Fugu-MT 論文翻訳(概要): Towards Human-Like Manipulation through RL-Augmented Teleoperation and Mixture-of-Dexterous-Experts VLA

論文の概要: Towards Human-Like Manipulation through RL-Augmented Teleoperation and Mixture-of-Dexterous-Experts VLA

arxiv url: http://arxiv.org/abs/2603.08122v1
Date: Mon, 09 Mar 2026 09:02:30 GMT
ステータス: 翻訳完了
システム内更新日: 2026-03-23 08:17:42.092524
Title: Towards Human-Like Manipulation through RL-Augmented Teleoperation and Mixture-of-Dexterous-Experts VLA
Title（参考訳）: RL-Augmented TeleoperationとMixture-of-Dexterous-Experts VLAによる人型マニピュレーションに向けて
Authors: Tutian Tang, Xingyu Ji, Wanli Xing, Ce Hao, Wenqiang Xu, Lin Shao, Cewu Lu, Qiaojun Yu, Jiangmiao Pang, Kaifeng Zhang,
Abstract要約: 本稿では,遠隔操作データ収集を簡易化する共有自律型アシスタントIMCopilotを紹介する。

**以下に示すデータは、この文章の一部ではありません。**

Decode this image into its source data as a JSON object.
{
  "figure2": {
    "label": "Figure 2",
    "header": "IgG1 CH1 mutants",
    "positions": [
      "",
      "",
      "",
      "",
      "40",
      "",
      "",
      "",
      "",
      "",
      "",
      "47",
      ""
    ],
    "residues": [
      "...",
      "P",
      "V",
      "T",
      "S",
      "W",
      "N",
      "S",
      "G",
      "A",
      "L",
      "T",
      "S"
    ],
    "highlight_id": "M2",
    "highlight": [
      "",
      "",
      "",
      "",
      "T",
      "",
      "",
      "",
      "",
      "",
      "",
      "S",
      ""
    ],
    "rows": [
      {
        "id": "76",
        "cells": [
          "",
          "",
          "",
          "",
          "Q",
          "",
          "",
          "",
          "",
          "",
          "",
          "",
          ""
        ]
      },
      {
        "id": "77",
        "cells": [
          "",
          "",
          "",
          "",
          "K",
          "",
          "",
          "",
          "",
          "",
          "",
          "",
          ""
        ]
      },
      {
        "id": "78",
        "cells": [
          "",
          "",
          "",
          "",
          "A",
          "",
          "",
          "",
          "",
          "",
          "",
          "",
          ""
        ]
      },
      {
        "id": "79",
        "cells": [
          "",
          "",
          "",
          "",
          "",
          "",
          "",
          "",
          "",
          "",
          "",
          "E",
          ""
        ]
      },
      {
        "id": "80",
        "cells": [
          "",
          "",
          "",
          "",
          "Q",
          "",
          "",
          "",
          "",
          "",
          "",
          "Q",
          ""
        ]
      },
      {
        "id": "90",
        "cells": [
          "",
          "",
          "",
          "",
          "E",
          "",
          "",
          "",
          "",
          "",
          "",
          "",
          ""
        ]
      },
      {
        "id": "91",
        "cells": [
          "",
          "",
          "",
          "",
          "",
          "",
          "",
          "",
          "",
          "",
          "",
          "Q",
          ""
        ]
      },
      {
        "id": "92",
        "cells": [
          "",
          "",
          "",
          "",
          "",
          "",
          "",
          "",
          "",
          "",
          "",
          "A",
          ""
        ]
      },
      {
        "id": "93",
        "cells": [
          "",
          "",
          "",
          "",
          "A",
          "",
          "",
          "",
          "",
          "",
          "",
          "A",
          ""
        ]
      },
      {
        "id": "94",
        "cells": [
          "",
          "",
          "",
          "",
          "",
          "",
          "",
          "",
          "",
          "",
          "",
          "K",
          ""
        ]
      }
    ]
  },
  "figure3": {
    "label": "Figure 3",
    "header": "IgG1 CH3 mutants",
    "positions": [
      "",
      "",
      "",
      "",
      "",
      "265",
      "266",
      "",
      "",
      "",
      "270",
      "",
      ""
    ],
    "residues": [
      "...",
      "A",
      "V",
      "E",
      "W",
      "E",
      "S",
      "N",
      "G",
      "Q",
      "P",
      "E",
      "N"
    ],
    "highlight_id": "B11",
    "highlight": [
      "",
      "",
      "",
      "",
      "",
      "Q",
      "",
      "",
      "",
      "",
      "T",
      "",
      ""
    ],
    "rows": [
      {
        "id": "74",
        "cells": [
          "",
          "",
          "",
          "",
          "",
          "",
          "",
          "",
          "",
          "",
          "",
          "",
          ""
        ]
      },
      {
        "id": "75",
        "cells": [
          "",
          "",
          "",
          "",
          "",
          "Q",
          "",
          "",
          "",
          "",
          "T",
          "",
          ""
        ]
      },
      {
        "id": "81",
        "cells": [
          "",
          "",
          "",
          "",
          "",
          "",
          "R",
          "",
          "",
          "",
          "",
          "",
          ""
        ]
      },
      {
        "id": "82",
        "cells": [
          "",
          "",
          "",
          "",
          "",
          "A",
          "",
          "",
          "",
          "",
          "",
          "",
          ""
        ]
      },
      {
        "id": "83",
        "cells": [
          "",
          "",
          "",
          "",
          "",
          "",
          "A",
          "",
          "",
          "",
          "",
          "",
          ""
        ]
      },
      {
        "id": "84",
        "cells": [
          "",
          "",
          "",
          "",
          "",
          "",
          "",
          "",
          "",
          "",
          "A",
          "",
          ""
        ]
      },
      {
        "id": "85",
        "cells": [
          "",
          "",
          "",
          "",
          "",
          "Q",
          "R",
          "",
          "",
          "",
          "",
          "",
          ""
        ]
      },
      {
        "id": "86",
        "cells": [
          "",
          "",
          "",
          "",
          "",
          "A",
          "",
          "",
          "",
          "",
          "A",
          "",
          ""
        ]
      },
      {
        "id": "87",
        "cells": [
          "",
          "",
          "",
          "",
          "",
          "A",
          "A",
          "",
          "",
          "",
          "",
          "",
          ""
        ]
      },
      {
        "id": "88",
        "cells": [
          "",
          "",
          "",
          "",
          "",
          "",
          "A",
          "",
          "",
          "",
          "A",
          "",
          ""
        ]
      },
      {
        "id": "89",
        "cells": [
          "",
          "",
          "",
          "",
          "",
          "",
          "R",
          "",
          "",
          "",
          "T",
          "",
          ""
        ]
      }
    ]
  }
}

我々は、不均一な力と触覚モーダルを予め訓練されたVLAバックボーンにシームレスに統合するアーキテクチャであるMoDE-VLAを提案する。我々は,複雑度を増大させる4つの課題に対するアプローチの有効性を検証し,厳密な接触量の多い課題におけるベースラインよりも2倍の成功率の向上を実証した。
参考スコア（独自算出の注目度）: 62.16042475700567
License: http://creativecommons.org/licenses/by/4.0/
Abstract: While Vision-Language-Action (VLA) models have demonstrated remarkable success in robotic manipulation, their application has largely been confined to low-degree-of-freedom end-effectors performing simple, vision-guided pick-and-place tasks. Extending these models to human-like, bimanual dexterous manipulation-specifically contact-rich in-hand operations-introduces critical challenges in high-fidelity data acquisition, multi-skill learning, and multimodal sensory fusion. In this paper, we propose an integrated framework to address these bottlenecks, built upon two components. First, we introduce IMCopilot (In-hand Manipulation Copilot), a suite of reinforcement learning-trained atomic skills that plays a dual role: it acts as a shared-autonomy assistant to simplify teleoperation data collection, and it serves as a callable low-level execution primitive for the VLA. Second, we present MoDE-VLA (Mixture-of-Dexterous-Experts VLA), an architecture that seamlessly integrates heterogeneous force and tactile modalities into a pretrained VLA backbone. By utilizing a residual injection mechanism, MoDE-VLA enables contact-aware refinement without degrading the model's pretrained knowledge. We validate our approach on four tasks of escalating complexity, demonstrating doubled success rate improvement over the baseline in dexterous contact-rich tasks.
Abstract（参考訳）: VLA(Vision-Language-Action)モデルは、ロボット操作において顕著な成功を収めてきたが、その応用は、単純な視覚誘導のピック・アンド・プレイスタスクを実行する低自由度エンドエフェクターに限られている。これらのモデルを人間のような二元的操作、特に接触に富んだ手作業に拡張することは、高忠実性データ取得、マルチスキル学習、マルチモーダル感覚融合において重要な課題を提起する。本稿では,2つのコンポーネント上に構築されたボトルネックに対処する統合フレームワークを提案する。まず、IMCopilot(In-hand Manipulation Copilot)について紹介する。これは強化学習訓練された原子スキルのスイートで、遠隔操作データ収集を簡単にするための共有自律アシスタントとして機能し、VLAの呼び出し可能な低レベル実行プリミティブとして機能する。第2に、不均一な力と触覚モーダルを予め訓練されたVLAバックボーンにシームレスに統合するアーキテクチャであるMoDE-VLA(Mixture-of-Dexterous-Experts VLA)を提案する。残留注入機構を利用することで、MoDE-VLAは、事前訓練されたモデルの知識を劣化させることなく、接触認識の洗練を可能にする。我々は,複雑度を増大させる4つの課題に対するアプローチの有効性を検証し,厳密な接触量の多い課題におけるベースラインよりも2倍の成功率の向上を実証した。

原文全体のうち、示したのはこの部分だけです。